In this weekly column, art critic Lori Waxman adapts her 60wrd/min project to review work by artists whose practice has been affected by the pandemic. Waxman covers shows that have been cancelled, postponed, shuttered, made remote or opened by limited appointment, as well as art made during quarantine. Reviews are written in the order in which requests are received. This iteration of 60wrd/min is a democratic, good-faith effort to document more of the art making that is happening at a time when much of it is relatively unobserved.

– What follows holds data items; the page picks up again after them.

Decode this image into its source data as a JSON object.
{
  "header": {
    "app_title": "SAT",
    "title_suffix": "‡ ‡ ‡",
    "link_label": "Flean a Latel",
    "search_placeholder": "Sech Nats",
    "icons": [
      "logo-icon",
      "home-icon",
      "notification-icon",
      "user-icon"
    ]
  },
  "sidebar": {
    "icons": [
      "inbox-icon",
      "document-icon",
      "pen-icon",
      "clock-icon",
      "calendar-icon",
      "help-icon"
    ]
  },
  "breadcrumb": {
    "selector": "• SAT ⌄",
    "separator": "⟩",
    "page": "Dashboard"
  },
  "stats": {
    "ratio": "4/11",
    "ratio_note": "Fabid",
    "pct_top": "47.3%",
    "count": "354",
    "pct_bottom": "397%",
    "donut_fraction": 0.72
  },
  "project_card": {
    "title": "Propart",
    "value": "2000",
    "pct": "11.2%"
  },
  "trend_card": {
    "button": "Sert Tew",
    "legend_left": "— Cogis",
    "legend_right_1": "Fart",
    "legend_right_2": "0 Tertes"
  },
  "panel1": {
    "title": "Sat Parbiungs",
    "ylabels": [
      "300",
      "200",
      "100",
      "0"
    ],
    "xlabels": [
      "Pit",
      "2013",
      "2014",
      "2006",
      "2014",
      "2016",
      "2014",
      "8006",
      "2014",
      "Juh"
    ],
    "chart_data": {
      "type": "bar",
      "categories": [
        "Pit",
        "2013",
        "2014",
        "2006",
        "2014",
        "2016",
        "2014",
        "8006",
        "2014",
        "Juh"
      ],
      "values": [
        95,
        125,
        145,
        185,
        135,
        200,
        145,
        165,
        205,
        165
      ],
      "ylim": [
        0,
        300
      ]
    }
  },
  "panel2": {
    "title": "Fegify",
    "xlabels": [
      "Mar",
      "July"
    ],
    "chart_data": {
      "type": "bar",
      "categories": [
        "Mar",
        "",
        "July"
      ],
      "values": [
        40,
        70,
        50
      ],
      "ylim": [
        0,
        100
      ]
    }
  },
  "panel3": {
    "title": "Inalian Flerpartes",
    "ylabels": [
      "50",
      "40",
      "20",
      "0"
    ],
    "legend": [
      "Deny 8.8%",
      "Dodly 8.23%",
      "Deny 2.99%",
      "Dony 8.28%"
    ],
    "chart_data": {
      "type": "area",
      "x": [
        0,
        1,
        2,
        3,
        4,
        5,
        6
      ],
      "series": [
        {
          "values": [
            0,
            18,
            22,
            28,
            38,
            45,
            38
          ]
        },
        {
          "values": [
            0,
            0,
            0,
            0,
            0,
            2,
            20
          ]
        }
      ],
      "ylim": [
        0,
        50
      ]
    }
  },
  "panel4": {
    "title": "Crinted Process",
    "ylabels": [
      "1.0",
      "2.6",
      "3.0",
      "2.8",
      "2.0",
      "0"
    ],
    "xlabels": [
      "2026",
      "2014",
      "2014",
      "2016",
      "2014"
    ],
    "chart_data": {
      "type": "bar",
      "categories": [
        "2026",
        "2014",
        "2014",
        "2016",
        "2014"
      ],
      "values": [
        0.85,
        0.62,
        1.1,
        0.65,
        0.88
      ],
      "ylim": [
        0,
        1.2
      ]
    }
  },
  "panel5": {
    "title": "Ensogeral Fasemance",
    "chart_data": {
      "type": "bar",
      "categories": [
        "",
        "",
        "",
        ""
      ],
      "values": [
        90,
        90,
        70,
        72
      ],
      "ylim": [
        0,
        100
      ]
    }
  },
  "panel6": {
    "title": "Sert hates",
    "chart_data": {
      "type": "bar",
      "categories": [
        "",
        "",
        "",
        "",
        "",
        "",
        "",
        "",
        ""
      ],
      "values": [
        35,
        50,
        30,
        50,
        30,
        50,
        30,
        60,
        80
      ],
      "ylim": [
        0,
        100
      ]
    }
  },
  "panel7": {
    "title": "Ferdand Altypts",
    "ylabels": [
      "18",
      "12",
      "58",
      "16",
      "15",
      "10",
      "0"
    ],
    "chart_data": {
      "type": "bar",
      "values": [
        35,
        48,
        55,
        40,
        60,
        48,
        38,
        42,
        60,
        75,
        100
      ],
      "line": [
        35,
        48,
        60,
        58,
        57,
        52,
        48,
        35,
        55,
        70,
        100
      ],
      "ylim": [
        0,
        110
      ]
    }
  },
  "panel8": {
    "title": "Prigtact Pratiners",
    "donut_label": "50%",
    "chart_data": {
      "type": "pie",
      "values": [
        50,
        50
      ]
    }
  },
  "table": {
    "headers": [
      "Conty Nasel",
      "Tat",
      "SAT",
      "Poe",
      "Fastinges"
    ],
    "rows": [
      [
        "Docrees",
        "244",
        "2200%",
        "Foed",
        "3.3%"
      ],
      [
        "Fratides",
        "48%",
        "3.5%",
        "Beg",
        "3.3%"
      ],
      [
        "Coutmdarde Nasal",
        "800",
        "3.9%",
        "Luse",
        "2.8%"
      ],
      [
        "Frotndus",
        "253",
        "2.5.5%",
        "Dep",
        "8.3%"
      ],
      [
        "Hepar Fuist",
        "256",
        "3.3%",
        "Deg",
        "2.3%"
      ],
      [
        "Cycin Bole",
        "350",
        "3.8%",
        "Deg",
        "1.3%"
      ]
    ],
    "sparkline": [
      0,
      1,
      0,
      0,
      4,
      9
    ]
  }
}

When wrapped around bodies, wool promises warmth and dryness in even the most awful weather. In the hands of Cynthia O’Hern, a master of felting, it proves capable of confronting other sorts of human trials. O’Hern mattes wool fibers together to create realistic nudes so palpably tangled with nerves and sinews, so viscerally mottled in shades of bruise, as to seem nearly skinless. Two of her larger-than-life-size tapestries, on view earlier this fall in Threads Laid Bare, a group exhibition at Drake University’s Anderson Gallery in Des Moines, offer little comfort but plenty of raw honesty. In “The H(a)unch,” a woman squats with her back to us, her spine and ribs painfully articulated, her pose a defiant combination of primal and professional. In “Sensing the Flux,” a bust of a woman grips her chin, gnashes her teeth, and bulges her eyes in a state of terrifying anxiety. No surprise that it was made in 2020.
—2020-11-30 2:17 PM
When the pandemic forced New York’s Lesley Heller Gallery to permanently shutter this spring after twenty-five years of existence, the exhibition that closed with it, unseen, was Dana Melamed’s Natural Suspension. Looking at images of the artwork meant to have been displayed, the irony of their apocalyptic vision is palpable. A series of drawings from 2018 use acrylic, ink and clay to fill sheets of paper with brutal, sprawling tangles at once arboreal and human, as if mammoth thorny brambles were also diseased lungs, flayed flesh and spindly bones. Ochre washes add an earthy dimensionality, a breath of aliveness, though not necessarily a human one. Three small sculptures, carved from cholla wood, weave endless stairways around dry and leafless trees, dense with shaggy bark. Their bareness disheartens, but in being foreboding they are not unmagical. The ills of nature entwine with the illnesses of humanity, and we are all now suspended.
—2020-12-02 1:15 PM
Fête Galante, a group exhibition curated by Gwendolyn Zabicki and shown recently at Heaven Gallery, is peculiarly timed. Certainly, it’s poignant in this era of social distancing to contemplate our temporary inability to safely party together indoors and out, but most of these paintings—gorgeous and colorful to a one—offer up festive pleasures of which even Dr. Fauci would approve. Karen Azarnia’s glowing, washy “Yellow Lily” has nary a person in sight. The erotic shenanigans got up to by the pair in Katarina Janeckova’s loosely brushed “Power Couple” are less orgiastic than domestic. The deliciously thick swirls of paint in three floral pictures by Tess Michalik can be consumed solo, like frosting roses on a cake. Kelly Neibert’s “Stormy on a Floral Chair” is no picture of a crush perched on a bar stool; it’s a grey tabby curled up amid dizzying swirls of tapestry, a can of Old Style just visible at the rear. That hottie in the cowboy hat, plaid shirt and diamond earring, posed against a hot-pink ground in Greta Waller’s tight little oil portrait? Probably a Zoom date. The largest picture, Sophie Treppendahl’s picnic, complete with charmingly naïve watermelon slices and cheese plates atop a checkered blanket, frames its two guests at opposite edges of the six-foot-wide canvas. Shindigs for our times, indeed.